Kerkük’te Yanan Kayseri Çarşısı Ne İfade Ediyor?

26 Kasım 2018 gecesi Kerkük’te “Kayseri Çarşısı” olarak bilinen han biçimindeki tarihi yapıda büyük bir yangın çıkmıştır. Yangın sonucu çarşının içerisinde ve dışarısında bulunan 400’den fazla iş yeri zarar görmüş ve büyük bölümünde ciddi hasar oluşmuştur. Olayın hemen ardından Türkiye’nin Bağdat Büyükelçisi Fatih Yıldız da acil olarak Kerkük’e gitmiş, olayı yerinde incelemiş ve Türkiye’nin çarşının yenilenmesi için girişime başladığını ve hatta Cumhurbaşkanı Recep Tayyip Erdoğan’ın da konuyu takip ettiğini açıklamıştır. Böylece Türkiye’nin en üst düzeyde meseleye eğildiğinin altı çizilmiştir. Nitekim Büyükelçi Fatih Yıldız, Irak hükümetinin yetkililerinden bile önce Kerkük’ü ziyaret ederek Türkiye açısından hem Kerkük’ün hem de “Kayseri Çarşısı’nın” önemini ortaya koymuştur. Zira söz konusu çarşı sadece sıradan bir alışveriş merkezi olmasının dışında, tarihi, sosyal, siyasal ve ekonomik açıdan da Kerkük’ün en değerli varlıklarından biri olma özelliğini taşımaktadır.

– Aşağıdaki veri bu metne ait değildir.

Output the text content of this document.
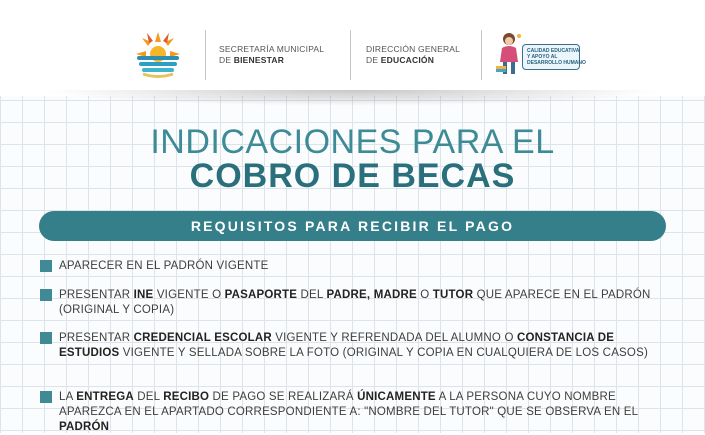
SECRETARÍA MUNICIPAL
DE BIENESTAR
DIRECCIÓN GENERAL
DE EDUCACIÓN
CALIDAD EDUCATIVA
Y APOYO AL
DESARROLLO HUMANO
INDICACIONES PARA EL
COBRO DE BECAS
REQUISITOS PARA RECIBIR EL PAGO
APARECER EN EL PADRÓN VIGENTE
PRESENTAR INE VIGENTE O PASAPORTE DEL PADRE, MADRE O TUTOR QUE APARECE EN EL PADRÓN (ORIGINAL Y COPIA)
PRESENTAR CREDENCIAL ESCOLAR VIGENTE Y REFRENDADA DEL ALUMNO O CONSTANCIA DE ESTUDIOS VIGENTE Y SELLADA SOBRE LA FOTO (ORIGINAL Y COPIA EN CUALQUIERA DE LOS CASOS)
LA ENTREGA DEL RECIBO DE PAGO SE REALIZARÁ ÚNICAMENTE A LA PERSONA CUYO NOMBRE APAREZCA EN EL APARTADO CORRESPONDIENTE A: "NOMBRE DEL TUTOR" QUE SE OBSERVA EN EL PADRÓN
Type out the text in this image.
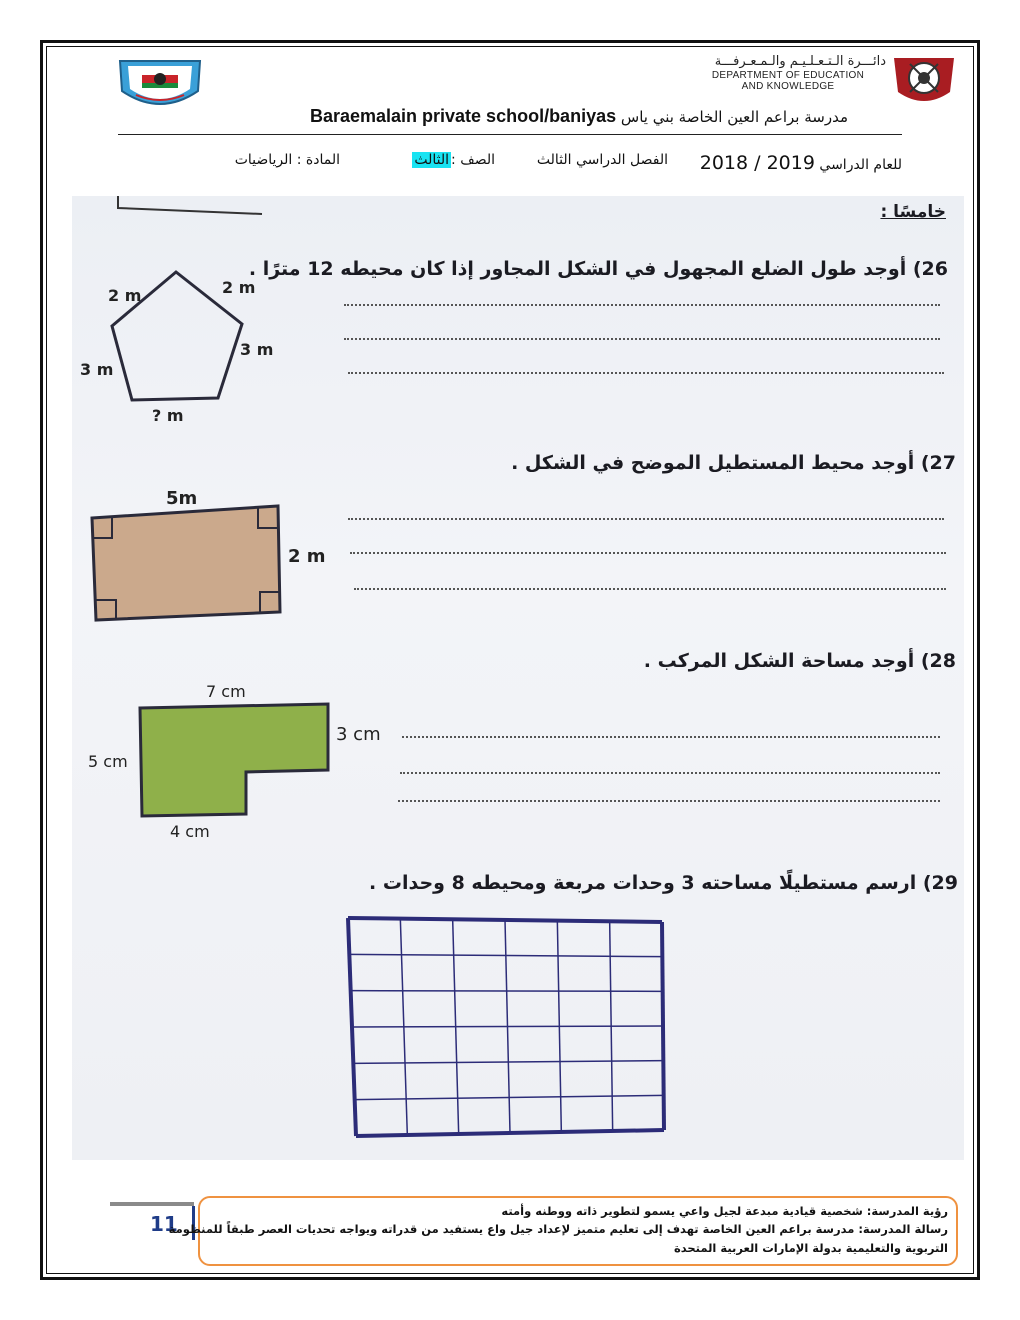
دائـــرة الـتـعـلـيـم والـمـعـرفـــة
DEPARTMENT OF EDUCATION
AND KNOWLEDGE
مدرسة براعم العين الخاصة بني ياس Baraemalain private school/baniyas
للعام الدراسي 2019 / 2018
الفصل الدراسي الثالث
الصف :الثالث
المادة : الرياضيات
خامسًا :
26) أوجد طول الضلع المجهول في الشكل المجاور إذا كان محيطه 12 مترًا .
2 m	2 m
3 m
3 m
? m
27) أوجد محيط المستطيل الموضح في الشكل .
5m
2 m
28) أوجد مساحة الشكل المركب .
7 cm
3 cm
5 cm
4 cm
29) ارسم مستطيلًا مساحته 3 وحدات مربعة ومحيطه 8 وحدات .
11
رؤية المدرسة: شخصية قيادية مبدعة لجيل واعي يسمو لتطوير ذاته ووطنه وأمته
رسالة المدرسة: مدرسة براعم العين الخاصة تهدف إلى تعليم متميز لإعداد جيل واع يستفيد من قدراته ويواجه تحديات العصر طبقاً للمنظومة
التربوية والتعليمية بدولة الإمارات العربية المتحدة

Kerkük’te yaşayan bütün halkın ortak bir ticaret merkezi olan Kerkük’teki “Kayseri Çarşısı”nın yapımının Osmanlı döneminde 1855’te tamamlandığı bilinmektedir. Büyük bir ticaret merkezi olan Kayseri Çarşısı’ndaki ticari hareketliliğin günümüze kadar bütün hızıyla devam ettiği bilinmektedir. Bununla birlikte söz konusu çarşının “Kayseri” olarak anılmasının en büyük sebebinin Osmanlı dönemindeki ticari merkezlerden birinin Kayseri olmasının yanında bu çarşının da 15. Yüzyılda yapılan ve İstanbul’dan sonraki en büyük kapalı çarşı olarak bilinen Kayseri’deki kapalı çarşıdan esinlenilerek yapılması olduğu bilinmektedir. Ne tesadüftür ki Kerkük’teki Kayseri Çarşısı’nda çıkan yangın Kayseri’deki Kapalı Çarşı ile bir başka benzerlik daha ortaya çıkarmıştır. Talihsiz bir benzerlik olsa da Kayseri’deki kapalı çarşının da neredeyse tamamı 1870 yılında yanmış ve sonradan tekrar inşa edilmiştir. 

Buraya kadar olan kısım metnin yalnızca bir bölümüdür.